La inspectora Molen recupera el conocimiento en una celda de dos metros de ancho por otros tantos de largo. El suelo es de cemento y una cohorte de insectos revolotea alrededor de una bombilla amarillenta. La celda no tiene ventanas y la única ventilación proviene de una rejilla metálica en la puerta a través de la cual se filtra un olor a putrefacción.
Tiene ganas de orinar, pero decide quedarse sentada en el suelo, incapaz de sobreponerse a la sensación de asco. ¿Cuánto tiempo ha transcurrido desde que perdió el conocimiento a las puertas de la embajada holandesa? ¿Ha sido detenida por la policía secreta egipcia?
Le viene a la mente una excursión por los canales de Ámsterdam, cuando era niña, en la barca de un amigo de su padre. Hacía un día soleado y las fachadas de los edificios se reflejaban en el agua; había tenido la impresión de que todo el mundo la miraba, de que todos la envidiaban.
Un hombre hace pasar una bandeja metálica por la rejilla de la puerta. Contiene un vaso de agua y un plato con una pasta de color marrón. Cristina no toca ninguna de las dos cosas.
Al cabo de una hora, la puerta se abre y ve aparecer a un hombre. Obedeciendo sus instrucciones, la inspectora lo sigue a través de un pasillo iluminado por tubos fluorescentes.
Cuando alcanzan el final del corredor, el hombre le ordena que entre en un cuarto, del mismo tamaño que la celda. En él hay dos sillas y una mesa oxidada sobre la que descansa una carpeta y un cenicero con varias colillas.
El hombre cierra la puerta y le pide que se siente. Se acomoda en la silla frente a ella y saca del bolsillo una cajetilla de Gauloises, la misma marca que había fumado el padre de Cristina durante décadas.
—Soy el detective Sadat, de la policía de El Cairo. Siento haberla golpeado delante de la embajada, pero no me dejó otra alternativa.
El hombre abre la carpeta y extiende sobre la mesa varias fotografías. En ellas se ve al inspector Elgabri con un cuchillo de cocina clavado en la espalda.
—¿Cómo…?
—Un vecino lo encontró muerto hace unas horas. Su apartamento estaba patas arriba.
Cristina observa las fotografías con detenimiento.
—¿Quién lo mató?
—Esperaba que usted me lo dijese: sus huellas dactilares están en el arma del crimen.
Era el cuchillo con el que Cristina había cortado el pan la noche que cenó en casa de Elgabri. Alguien le ha tendido una trampa.
—Yo no maté al inspector Elgabri. Soy inspectora de la policía holandesa y he venido a Egipto para custodiar a Amin Samir, un bebé que debía ser entregado a su familia tras el asesinato de su madre en Ámsterdam.
—¿Dónde está ese niño ahora?
—Fue secuestrado por una mujer que se hizo pasar por empleada del orfanato Maktoum.
El policía entorna los ojos. No parece creer una sola palabra de lo que ha dicho.
—El inspector Elgabri ha recibido en los últimos meses varias transferencias desde Holanda —dice Sadat—. Sumas importantes de dinero.
¿Había realizado aquellos pagos el AIVD? ¿Por qué servicios?
—Llevábamos unas cuantas semanas vigilando al inspector Elgabri —prosigue el detective—. Estaba mezclado en actividades ilícitas, pero no sabemos cuáles.
Aquello explicaba por qué la habían seguido en el Toyota negro.
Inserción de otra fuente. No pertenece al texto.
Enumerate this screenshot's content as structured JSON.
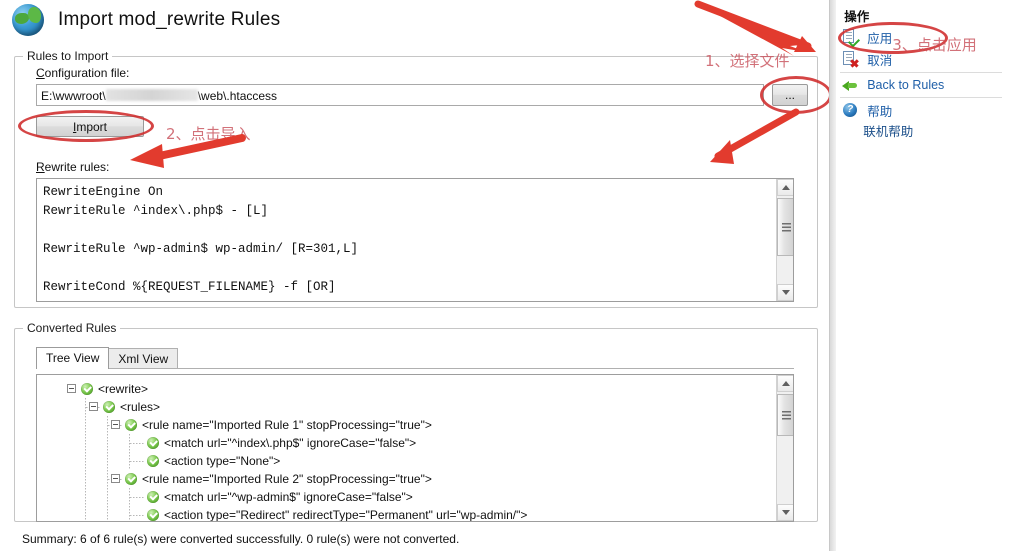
{
  "window": {
    "title": "Import mod_rewrite Rules",
    "icon": "globe-icon"
  },
  "import_group": {
    "legend": "Rules to Import",
    "config_label_pre": "C",
    "config_label_rest": "onfiguration file:",
    "config_path_prefix": "E:\\wwwroot\\",
    "config_path_suffix": "\\web\\.htaccess",
    "browse_button": "...",
    "import_button_pre": "I",
    "import_button_rest": "mport",
    "rewrite_label_pre": "R",
    "rewrite_label_rest": "ewrite rules:",
    "rewrite_rules_text": "RewriteEngine On\nRewriteRule ^index\\.php$ - [L]\n\nRewriteRule ^wp-admin$ wp-admin/ [R=301,L]\n\nRewriteCond %{REQUEST_FILENAME} -f [OR]"
  },
  "converted_group": {
    "legend": "Converted Rules",
    "tabs": [
      {
        "label": "Tree View",
        "active": true
      },
      {
        "label": "Xml View",
        "active": false
      }
    ],
    "tree": [
      {
        "indent": 0,
        "expander": true,
        "text": "<rewrite>"
      },
      {
        "indent": 1,
        "expander": true,
        "text": "<rules>"
      },
      {
        "indent": 2,
        "expander": true,
        "text": "<rule name=\"Imported Rule 1\" stopProcessing=\"true\">"
      },
      {
        "indent": 3,
        "expander": false,
        "text": "<match url=\"^index\\.php$\" ignoreCase=\"false\">"
      },
      {
        "indent": 3,
        "expander": false,
        "text": "<action type=\"None\">"
      },
      {
        "indent": 2,
        "expander": true,
        "text": "<rule name=\"Imported Rule 2\" stopProcessing=\"true\">"
      },
      {
        "indent": 3,
        "expander": false,
        "text": "<match url=\"^wp-admin$\" ignoreCase=\"false\">"
      },
      {
        "indent": 3,
        "expander": false,
        "text": "<action type=\"Redirect\" redirectType=\"Permanent\" url=\"wp-admin/\">"
      }
    ]
  },
  "summary": "Summary: 6 of 6 rule(s) were converted successfully. 0 rule(s) were not converted.",
  "sidebar": {
    "title": "操作",
    "items": [
      {
        "label": "应用",
        "icon": "page-check-icon"
      },
      {
        "label": "取消",
        "icon": "page-x-icon"
      },
      {
        "label": "Back to Rules",
        "icon": "back-arrow-icon"
      },
      {
        "label": "帮助",
        "icon": "help-question-icon"
      },
      {
        "label": "联机帮助",
        "icon": "none"
      }
    ]
  },
  "annotations": [
    {
      "text": "1、选择文件"
    },
    {
      "text": "2、点击导入"
    },
    {
      "text": "3、点击应用"
    }
  ],
  "colors": {
    "annotation": "#c9525c",
    "marker": "#cf2b2b",
    "link": "#1f5fa8",
    "tree_node_green": "#4aa81f"
  }
}
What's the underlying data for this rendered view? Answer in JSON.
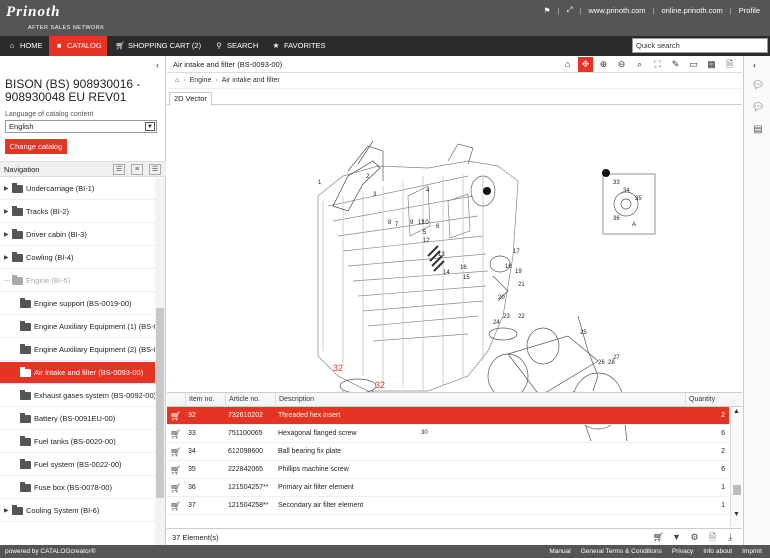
{
  "brand": {
    "name": "Prinoth",
    "tagline": "AFTER SALES NETWORK"
  },
  "toplinks": {
    "site1": "www.prinoth.com",
    "site2": "online.prinoth.com",
    "profile": "Profile"
  },
  "nav": {
    "home": "HOME",
    "catalog": "CATALOG",
    "cart": "SHOPPING CART (2)",
    "search": "SEARCH",
    "favorites": "FAVORITES",
    "quick_search_placeholder": "Quick search"
  },
  "left": {
    "title": "BISON (BS) 908930016 - 908930048 EU REV01",
    "lang_label": "Language of catalog content",
    "lang_value": "English",
    "change_button": "Change catalog",
    "nav_title": "Navigation",
    "tree": [
      {
        "label": "Undercarriage (BI-1)",
        "level": 0,
        "state": "collapsed"
      },
      {
        "label": "Tracks (BI-2)",
        "level": 0,
        "state": "collapsed"
      },
      {
        "label": "Driver cabin (BI-3)",
        "level": 0,
        "state": "collapsed"
      },
      {
        "label": "Cowling (BI-4)",
        "level": 0,
        "state": "collapsed"
      },
      {
        "label": "Engine (BI-5)",
        "level": 0,
        "state": "expanded"
      },
      {
        "label": "Engine support (BS-0019-00)",
        "level": 1,
        "state": "leaf"
      },
      {
        "label": "Engine Auxiliary Equipment (1) (BS-0",
        "level": 1,
        "state": "leaf"
      },
      {
        "label": "Engine Auxiliary Equipment (2) (BS-0",
        "level": 1,
        "state": "leaf"
      },
      {
        "label": "Air intake and filter (BS-0093-00)",
        "level": 1,
        "state": "selected"
      },
      {
        "label": "Exhaust gases system (BS-0092-00)",
        "level": 1,
        "state": "leaf"
      },
      {
        "label": "Battery (BS-0091EU-00)",
        "level": 1,
        "state": "leaf"
      },
      {
        "label": "Fuel tanks (BS-0020-00)",
        "level": 1,
        "state": "leaf"
      },
      {
        "label": "Fuel system (BS-0022-00)",
        "level": 1,
        "state": "leaf"
      },
      {
        "label": "Fuse box (BS-0078-00)",
        "level": 1,
        "state": "leaf"
      },
      {
        "label": "Cooling System (BI-6)",
        "level": 0,
        "state": "collapsed"
      }
    ]
  },
  "main": {
    "title": "Air intake and filter (BS-0093-00)",
    "breadcrumb": [
      "Engine",
      "Air intake and filter"
    ],
    "tab": "2D Vector",
    "callouts": [
      "1",
      "2",
      "3",
      "4",
      "5",
      "6",
      "7",
      "8",
      "9",
      "10",
      "11",
      "12",
      "13",
      "14",
      "15",
      "16",
      "17",
      "18",
      "19",
      "20",
      "21",
      "22",
      "23",
      "24",
      "25",
      "26",
      "27",
      "28",
      "29",
      "30",
      "31",
      "32",
      "33",
      "34",
      "35",
      "36",
      "A"
    ],
    "highlight_callout": "32"
  },
  "grid": {
    "headers": {
      "item": "Item no.",
      "article": "Article no.",
      "desc": "Description",
      "qty": "Quantity"
    },
    "rows": [
      {
        "item": "32",
        "article": "732610202",
        "desc": "Threaded hex insert",
        "qty": "2",
        "selected": true
      },
      {
        "item": "33",
        "article": "751100065",
        "desc": "Hexagonal flanged screw",
        "qty": "6",
        "selected": false
      },
      {
        "item": "34",
        "article": "612098600",
        "desc": "Ball bearing fix plate",
        "qty": "2",
        "selected": false
      },
      {
        "item": "35",
        "article": "222842065",
        "desc": "Phillips machine screw",
        "qty": "6",
        "selected": false
      },
      {
        "item": "36",
        "article": "121504257**",
        "desc": "Primary air filter element",
        "qty": "1",
        "selected": false
      },
      {
        "item": "37",
        "article": "121504258**",
        "desc": "Secondary air filter element",
        "qty": "1",
        "selected": false
      }
    ],
    "count": "37 Element(s)"
  },
  "footer": {
    "powered": "powered by CATALOGcreator®",
    "links": [
      "Manual",
      "General Terms & Conditions",
      "Privacy",
      "Info about",
      "Imprint"
    ]
  },
  "colors": {
    "accent": "#e63323",
    "header_bg": "#555555",
    "nav_bg": "#2b2b2b"
  }
}
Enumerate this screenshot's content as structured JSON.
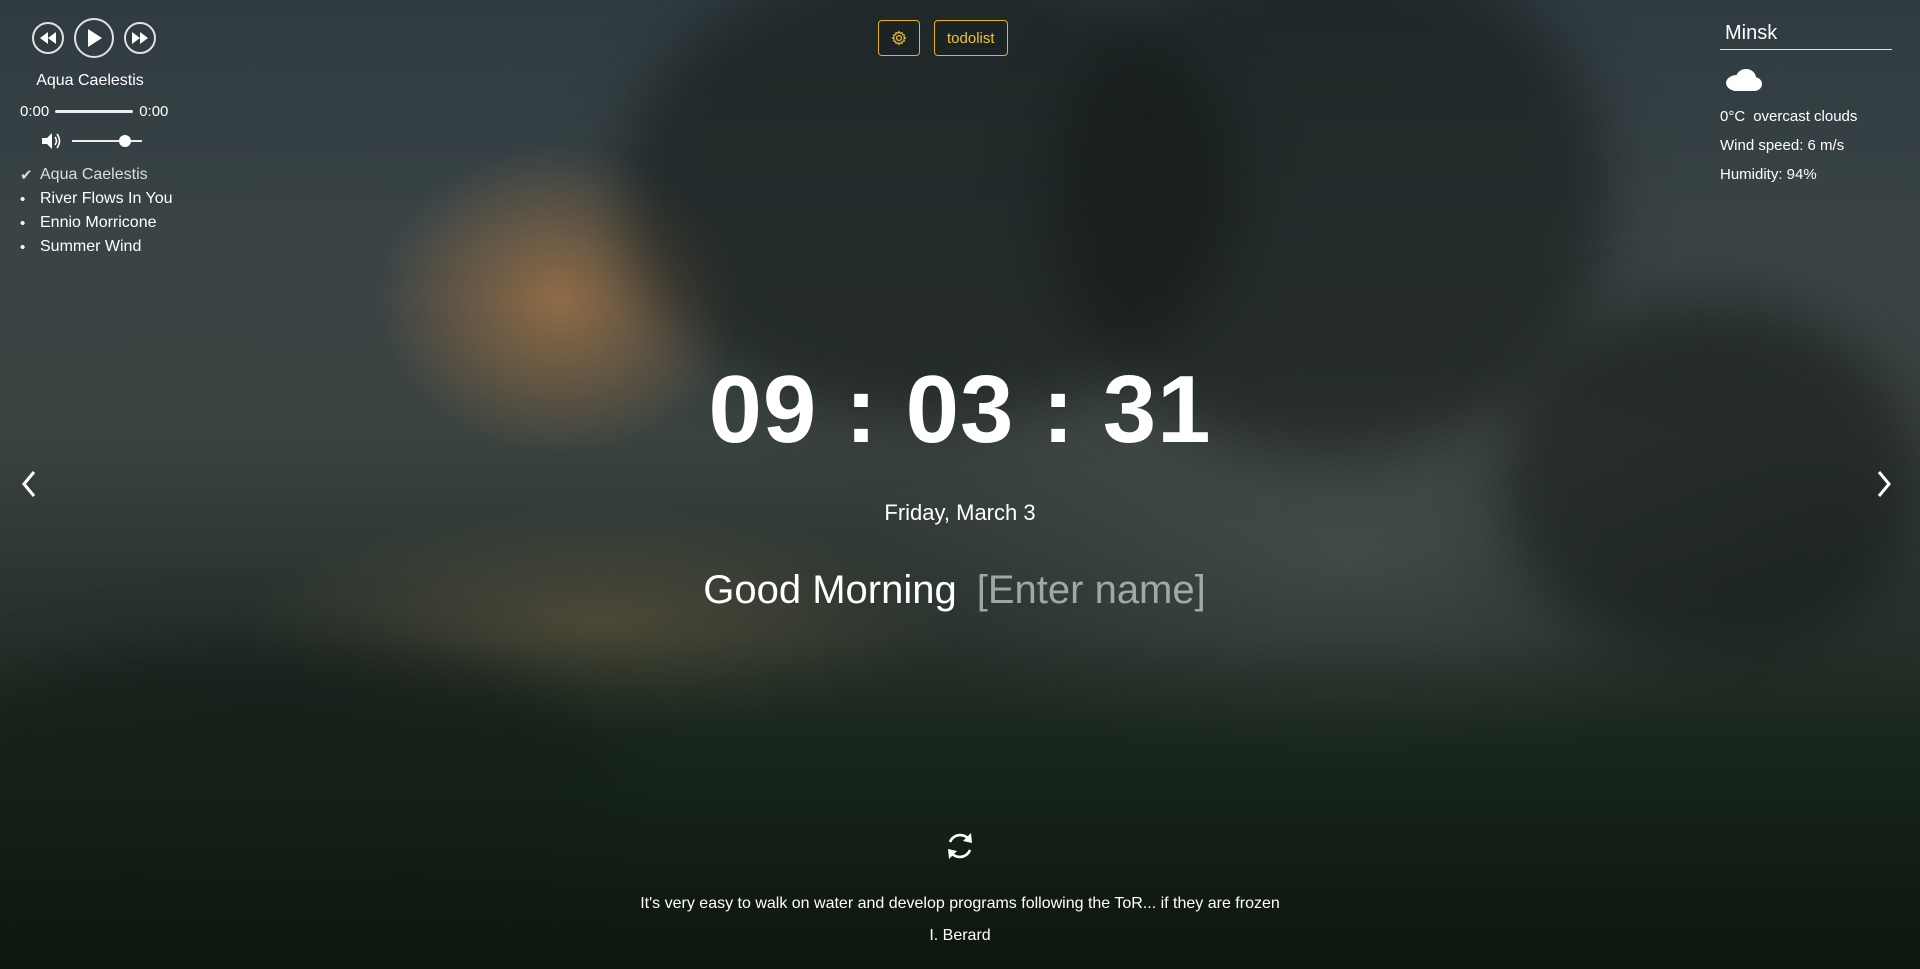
{
  "player": {
    "track_title": "Aqua Caelestis",
    "current_time": "0:00",
    "duration": "0:00",
    "progress": 0,
    "volume": 0.75,
    "playlist": [
      {
        "label": "Aqua Caelestis",
        "active": true
      },
      {
        "label": "River Flows In You",
        "active": false
      },
      {
        "label": "Ennio Morricone",
        "active": false
      },
      {
        "label": "Summer Wind",
        "active": false
      }
    ],
    "icons": {
      "prev": "rewind-icon",
      "play": "play-icon",
      "next": "fast-forward-icon",
      "volume": "volume-icon",
      "active_mark": "check-icon"
    }
  },
  "header": {
    "settings_icon": "gear-icon",
    "todo_label": "todolist",
    "accent_color": "#e8b31b"
  },
  "weather": {
    "city": "Minsk",
    "icon": "cloud-icon",
    "temperature": "0°C",
    "description": "overcast clouds",
    "wind": "Wind speed: 6 m/s",
    "humidity": "Humidity: 94%"
  },
  "clock": {
    "time": "09 : 03 : 31",
    "date": "Friday, March 3"
  },
  "greeting": {
    "text": "Good Morning",
    "name_placeholder": "[Enter name]"
  },
  "slider": {
    "prev_icon": "chevron-left-icon",
    "next_icon": "chevron-right-icon"
  },
  "quote": {
    "refresh_icon": "refresh-icon",
    "text": "It's very easy to walk on water and develop programs following the ToR... if they are frozen",
    "author": "I. Berard"
  }
}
Deseaban encontrar pruebas para inculpar al inspector.
—¿De qué conocía a Elgabri? —le pregunta el detective Sadat.
—Solicité la colaboración de la policía egipcia, a través de la Interpol, para resolver el homicidio de una ciudadana egipcia llamada Asmaa Samir. Como no obtuve respuesta, una persona del servicio de inteligencia holandés me puso en contacto con él.
—¿El inspector Elgabri y usted eran amantes?
Cristina respira hondo antes de responder. Sabe que el detective Sadat buscará en cada uno de sus gestos un indicio de su culpabilidad.
—Por supuesto que no.
—Sin embargo, pasó la noche de ayer en su casa.
—Dormimos en camas separadas. Sabía que me estaban siguiendo y tenía miedo de regresar a mi hotel.
El detective Sadat sostiene un cigarrillo con el pulgar y el índice de la mano derecha.
—¿Qué fue a hacer a la clínica Heliópolis?
—Se lo diré cuando haya hablado con alguien de la embajada holandesa.
El detective apaga el cigarrillo y lo deja en el cenicero, junto a las otras colillas.
—Su abogado está en camino —informa a Cristina—. Me temo que va usted a necesitarlo.